Rapidement, une chose en entraînant une autre, les premiers concerts parisiens en 2009, puis 2012 (suivis d'une mini-tournée), appellent un EP acoustique avant que ne mûrisse l'idée d'un album. Autre paire de manches. Car si Peter insiste sur le rôle déterminant joué par Tellier et sa rencontre avec les musiciens Natasha Penot et Antoine Chaperon qui l'accompagnent sur scène pour cette tournée en trio, la sortie, inespérée, de No Song, No Spell, No Madrigal, près de 20 ans après son dernier disque, tient à une décision terrible : accepter de partager les chansons écrites dans l'intimité à la mémoire de son fils.

« Je pensais en être à jamais incapable, jusqu'à ce que je réalise que garder ces chansons pour moi, c'était garder pour moi et ma femme l'existence même de mon fils. Mon fils n'est plus là mais au moins, il vit à travers ces chansons pour toujours. Peu m'importait le résultat, j'étais parvenu à raconter une histoire dont je finissais par sentir au fond de moi qu'elle devait être racontée. Si je ne fais plus rien d'autre après, j'aurais au moins fait ça » ajoute-t-il avec des trémolos dans la voix – les mêmes que l'on croit entendre sur le déchirant Twenty one, lettre à un fils qui n'aura jamais 21 ans.

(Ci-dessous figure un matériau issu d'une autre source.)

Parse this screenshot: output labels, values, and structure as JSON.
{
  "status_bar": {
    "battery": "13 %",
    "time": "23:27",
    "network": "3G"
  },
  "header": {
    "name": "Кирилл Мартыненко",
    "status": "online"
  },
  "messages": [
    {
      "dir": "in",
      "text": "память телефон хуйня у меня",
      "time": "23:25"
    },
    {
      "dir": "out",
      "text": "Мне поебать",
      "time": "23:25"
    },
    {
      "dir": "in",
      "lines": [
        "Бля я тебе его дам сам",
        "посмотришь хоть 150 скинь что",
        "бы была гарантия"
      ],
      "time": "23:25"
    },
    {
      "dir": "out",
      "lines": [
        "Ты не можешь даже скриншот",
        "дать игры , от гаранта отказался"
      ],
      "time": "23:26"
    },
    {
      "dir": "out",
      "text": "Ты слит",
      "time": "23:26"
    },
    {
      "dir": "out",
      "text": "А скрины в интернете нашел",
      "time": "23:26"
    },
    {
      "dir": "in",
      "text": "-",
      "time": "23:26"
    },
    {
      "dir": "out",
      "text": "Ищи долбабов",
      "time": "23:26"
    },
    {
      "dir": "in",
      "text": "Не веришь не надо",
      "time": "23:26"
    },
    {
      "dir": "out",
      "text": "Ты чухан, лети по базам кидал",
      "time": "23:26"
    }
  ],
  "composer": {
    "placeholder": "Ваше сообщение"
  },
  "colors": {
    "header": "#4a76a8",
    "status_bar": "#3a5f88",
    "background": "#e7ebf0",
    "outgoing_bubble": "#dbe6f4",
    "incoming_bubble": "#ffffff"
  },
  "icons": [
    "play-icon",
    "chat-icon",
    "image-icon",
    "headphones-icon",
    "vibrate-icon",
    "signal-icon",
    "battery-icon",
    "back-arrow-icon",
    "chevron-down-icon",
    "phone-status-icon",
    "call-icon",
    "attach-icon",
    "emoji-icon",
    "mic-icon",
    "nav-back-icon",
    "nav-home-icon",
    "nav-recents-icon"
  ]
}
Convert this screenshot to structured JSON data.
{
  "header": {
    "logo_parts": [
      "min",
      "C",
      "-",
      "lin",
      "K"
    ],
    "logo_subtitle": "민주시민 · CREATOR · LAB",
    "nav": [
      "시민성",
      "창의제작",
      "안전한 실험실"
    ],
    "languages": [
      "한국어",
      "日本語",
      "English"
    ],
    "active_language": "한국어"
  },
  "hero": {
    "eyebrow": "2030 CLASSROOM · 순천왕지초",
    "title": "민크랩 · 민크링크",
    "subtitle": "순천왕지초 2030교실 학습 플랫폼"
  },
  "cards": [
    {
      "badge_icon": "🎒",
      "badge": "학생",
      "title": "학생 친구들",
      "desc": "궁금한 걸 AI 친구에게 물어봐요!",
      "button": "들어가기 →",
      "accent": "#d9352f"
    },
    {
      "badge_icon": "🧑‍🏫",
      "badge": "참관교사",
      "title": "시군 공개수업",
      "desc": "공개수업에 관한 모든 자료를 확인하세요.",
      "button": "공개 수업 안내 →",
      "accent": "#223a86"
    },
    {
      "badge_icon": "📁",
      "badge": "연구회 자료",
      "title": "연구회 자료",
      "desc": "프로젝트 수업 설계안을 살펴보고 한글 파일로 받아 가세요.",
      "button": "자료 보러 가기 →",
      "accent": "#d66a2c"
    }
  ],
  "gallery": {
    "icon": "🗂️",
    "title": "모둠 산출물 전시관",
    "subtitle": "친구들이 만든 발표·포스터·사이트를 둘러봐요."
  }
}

Le reste, cette tournée, le succès du crowdfunding qui a financé l'album, relève pour lui du miracle : « Rien n'aurait fonctionné si je l'avais programmé. Je navigue d'ailleurs toujours entre la surprise que tout cela soit réel et la gratitude, l'envie de remercier les gens qui aiment les chansons de The Apartments de simplement ne pas m'avoir oublié. Tout ce que j'ai à donner ce sont des chansons, je n'ai rien d'autre. » Et les chansons, elles, ont ceci de particulier, que même quand elles sont pleines d'Adieux, elles ne vous quittent jamais vraiment.